The Medicare Provider Enrollment, Chain, and Ownership System (PECOS) is the online Medicare enrollment management system. It allows individuals and entities to enroll as Medicare providers or suppliers. When a provider or supplier enrolls in Medicare, it must provide a series of addresses, including a correspondence address, medical review address, and payment address. Whether a provider enrolls online or uses a paper application, once the provider is enrolled, these addresses are stored in PECOS. In PECOS, a provider can check and edit their listed addresses. When CMS or a contractor needs to mail correspondence to the provider, they will look to PECOS for the address to use. As there are multiple address types listed in PECOS, which may list different addresses, the address selected may relate to the purpose of the correspondence, or a contractor may simply choose an address seemingly at random.

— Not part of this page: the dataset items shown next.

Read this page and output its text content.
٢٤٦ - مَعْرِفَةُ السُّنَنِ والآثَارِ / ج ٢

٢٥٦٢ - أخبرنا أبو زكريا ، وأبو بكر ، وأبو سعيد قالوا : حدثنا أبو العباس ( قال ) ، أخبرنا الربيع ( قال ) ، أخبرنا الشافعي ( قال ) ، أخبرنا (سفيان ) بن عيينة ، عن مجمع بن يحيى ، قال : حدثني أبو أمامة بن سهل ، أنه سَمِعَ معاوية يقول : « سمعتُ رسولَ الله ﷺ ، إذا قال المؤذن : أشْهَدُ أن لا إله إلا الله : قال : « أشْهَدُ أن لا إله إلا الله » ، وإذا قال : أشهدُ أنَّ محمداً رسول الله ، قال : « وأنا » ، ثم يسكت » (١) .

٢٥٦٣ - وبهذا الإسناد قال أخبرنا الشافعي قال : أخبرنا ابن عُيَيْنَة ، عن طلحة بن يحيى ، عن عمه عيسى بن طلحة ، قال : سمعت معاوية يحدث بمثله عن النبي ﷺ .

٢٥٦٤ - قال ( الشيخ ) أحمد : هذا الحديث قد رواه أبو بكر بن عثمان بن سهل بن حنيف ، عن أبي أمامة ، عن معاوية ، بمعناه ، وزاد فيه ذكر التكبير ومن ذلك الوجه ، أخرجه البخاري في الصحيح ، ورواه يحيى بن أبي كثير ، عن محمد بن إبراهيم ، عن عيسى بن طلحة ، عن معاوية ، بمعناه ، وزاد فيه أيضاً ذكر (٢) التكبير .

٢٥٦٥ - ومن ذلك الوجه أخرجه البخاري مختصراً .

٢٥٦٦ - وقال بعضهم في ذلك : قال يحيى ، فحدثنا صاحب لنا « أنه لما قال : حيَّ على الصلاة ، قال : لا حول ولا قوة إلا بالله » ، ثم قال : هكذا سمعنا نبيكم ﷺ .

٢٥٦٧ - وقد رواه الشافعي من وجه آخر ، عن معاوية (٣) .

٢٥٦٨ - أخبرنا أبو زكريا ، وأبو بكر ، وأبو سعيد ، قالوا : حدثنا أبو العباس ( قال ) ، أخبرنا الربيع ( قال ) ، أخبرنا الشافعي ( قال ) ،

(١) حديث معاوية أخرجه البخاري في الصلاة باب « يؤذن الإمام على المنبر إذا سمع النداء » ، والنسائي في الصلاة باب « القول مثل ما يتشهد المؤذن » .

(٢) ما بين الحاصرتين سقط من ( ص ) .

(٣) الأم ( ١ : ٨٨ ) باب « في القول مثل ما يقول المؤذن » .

Items that may be sent to a provider’s address or addresses listed in PECOS may be Additional Documentation Requests (ADRs), notices of audits, notices of audit findings with appeal rights, and notices of disciplinary proceedings such as Medicare suspensions, revocations, and exclusions. A provider that does not receive one of these because of an incorrect address listed in PECOS may inadvertently fail to provide records, miss an appeal deadline, or otherwise miss the chance to address some action that Medicare takes against them. In general, where correspondence is sent to the address in PECOS, Medicare will assume that it was received and shift the responsibility to the provider to keep PECOS updated. Not receiving such mail can have devastating consequences for the provider and make subsequent appeal or remedials actions much more difficult.